Titel: Jamar und Chabot's Regulirung des Lichtbogens in elektrischen Bogenlampen.
Autor: Anonymus
Fundstelle: 1887, Band 266/Miszelle 9 (S. 47)
URL: http://dingler.culture.hu-berlin.de/article/pj266/mi266mi01_9

Jamar und Chabot's Regulirung des Lichtbogens in elektrischen Bogenlampen.

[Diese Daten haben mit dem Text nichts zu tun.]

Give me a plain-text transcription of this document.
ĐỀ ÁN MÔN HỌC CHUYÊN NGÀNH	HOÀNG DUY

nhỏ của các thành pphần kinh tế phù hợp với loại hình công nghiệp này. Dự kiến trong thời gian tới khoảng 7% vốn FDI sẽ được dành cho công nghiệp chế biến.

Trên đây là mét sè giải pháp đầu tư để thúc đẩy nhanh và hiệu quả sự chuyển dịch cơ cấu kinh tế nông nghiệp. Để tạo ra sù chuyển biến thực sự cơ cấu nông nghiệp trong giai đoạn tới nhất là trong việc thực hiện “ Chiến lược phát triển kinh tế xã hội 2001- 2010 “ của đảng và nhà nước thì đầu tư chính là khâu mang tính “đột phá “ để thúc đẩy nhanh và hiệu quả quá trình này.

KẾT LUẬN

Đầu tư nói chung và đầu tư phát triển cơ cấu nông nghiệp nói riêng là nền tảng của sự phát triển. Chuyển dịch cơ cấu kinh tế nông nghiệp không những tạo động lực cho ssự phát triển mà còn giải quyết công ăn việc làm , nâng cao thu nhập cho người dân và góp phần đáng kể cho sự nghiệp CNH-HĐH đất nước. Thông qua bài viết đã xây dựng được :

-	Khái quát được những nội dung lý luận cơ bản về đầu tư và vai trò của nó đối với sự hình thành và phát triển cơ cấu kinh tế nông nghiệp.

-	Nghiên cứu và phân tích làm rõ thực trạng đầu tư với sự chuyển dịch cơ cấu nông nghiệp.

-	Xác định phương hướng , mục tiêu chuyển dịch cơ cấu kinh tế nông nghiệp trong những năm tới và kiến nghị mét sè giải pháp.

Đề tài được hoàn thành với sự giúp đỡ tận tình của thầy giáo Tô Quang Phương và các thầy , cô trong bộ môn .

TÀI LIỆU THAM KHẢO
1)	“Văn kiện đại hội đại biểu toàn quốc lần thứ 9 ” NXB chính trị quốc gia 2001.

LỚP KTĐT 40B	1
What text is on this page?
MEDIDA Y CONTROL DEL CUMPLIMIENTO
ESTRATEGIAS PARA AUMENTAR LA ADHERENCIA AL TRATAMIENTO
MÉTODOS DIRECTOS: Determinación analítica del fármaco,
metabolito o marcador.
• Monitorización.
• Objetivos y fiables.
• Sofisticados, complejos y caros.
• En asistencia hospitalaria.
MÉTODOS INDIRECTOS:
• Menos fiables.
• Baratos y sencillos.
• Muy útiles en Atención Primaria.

Die Entfernung der Kohlenspitzen in Bogenlampen reguliren Ernest Jamar und Hermann Chabot in Brüssel (* D. R. P. Kl. 21 Nr. 40169 vom 7. März 1886) mittels dreier Elektromagnete und eines Schaltwerkes in folgender Weise. Zwei der Elektromagnete liegen über einander und haben den gemeinschaftlichen Anker zwischen den einander zugekehrten Polen. Der Ankerhebel ist zweiarmig und trägt am anderen Ende eine Schiebklinke. Für gewöhnlich sind die Kohlenspitzen von einander entfernt und der Anker der beiden Elektromagnete wird durch eine Spiralfeder in der Nähe der Pole des unteren Elektromagnetes gehalten; in dieser Stellung aber stellt der Ankerhebel eine Kurzschlieſsung zu den Rollen des unteren Elektromagnetes her; diese Rollen sind mit denen des oberen Elektromagnetes hinter einander in eine Nebenschlieſsung zum Lichtbogen geschaltet.

Tritt nun bei der eben beschriebenen Lage des Ankerhebels der elektrische Strom in die Lampe, so durchläuft er zunächst nur den oberen Elektromagnet, dieser zieht den Anker an sich heran nach oben und die Klinke schiebt ein bisher durch einen Sperrkegel an einer Rückwärtsdrehung gehindertes Sperrrad um einen Zahn vorwärts; diese Bewegung überträgt sich durch Schraube ohne Ende nebst Schraubenrad und ein Zahnräderpaar auf den oberen Kohlenträger und bringt diesen dem unteren einen Schritt näher. Gleich darauf geht die untere der beiden die Kurzschlieſsung bildenden Contactfedern von der oberen hinweg und der Strom wird durch die Einschaltung des unteren Elektromagnetes geschwächt, die Anziehung des oberen Elektromagnetes auf den Anker vermindert und der Anker, auf den jetzt auch der untere Elektromagnet anziehend wirkt, geht wieder nach unten und stellt den Kurzschluſs wieder her.

Dieses Spiel wiederholt sich, bis endlich die Kohlenspitzen in Berührung mit einander kommen. In diesem Augenblicke geht der Strom auch durch den mit dickem Drahte bewickelten dritten Elektromagnet; letzterer zieht seinen Anker an und bewegt mit ihm zugleich den beweglichen Theil des unteren Kohlenträgers, so daſs sich der Lichtbogen bildet.

Bei etwaigem Auslöschen der Lampe hebt die der Anziehung des dritten Elektromagnetes entgegenwirkende Spiralfeder die untere Kohle bis zur Berührung mit der oberen.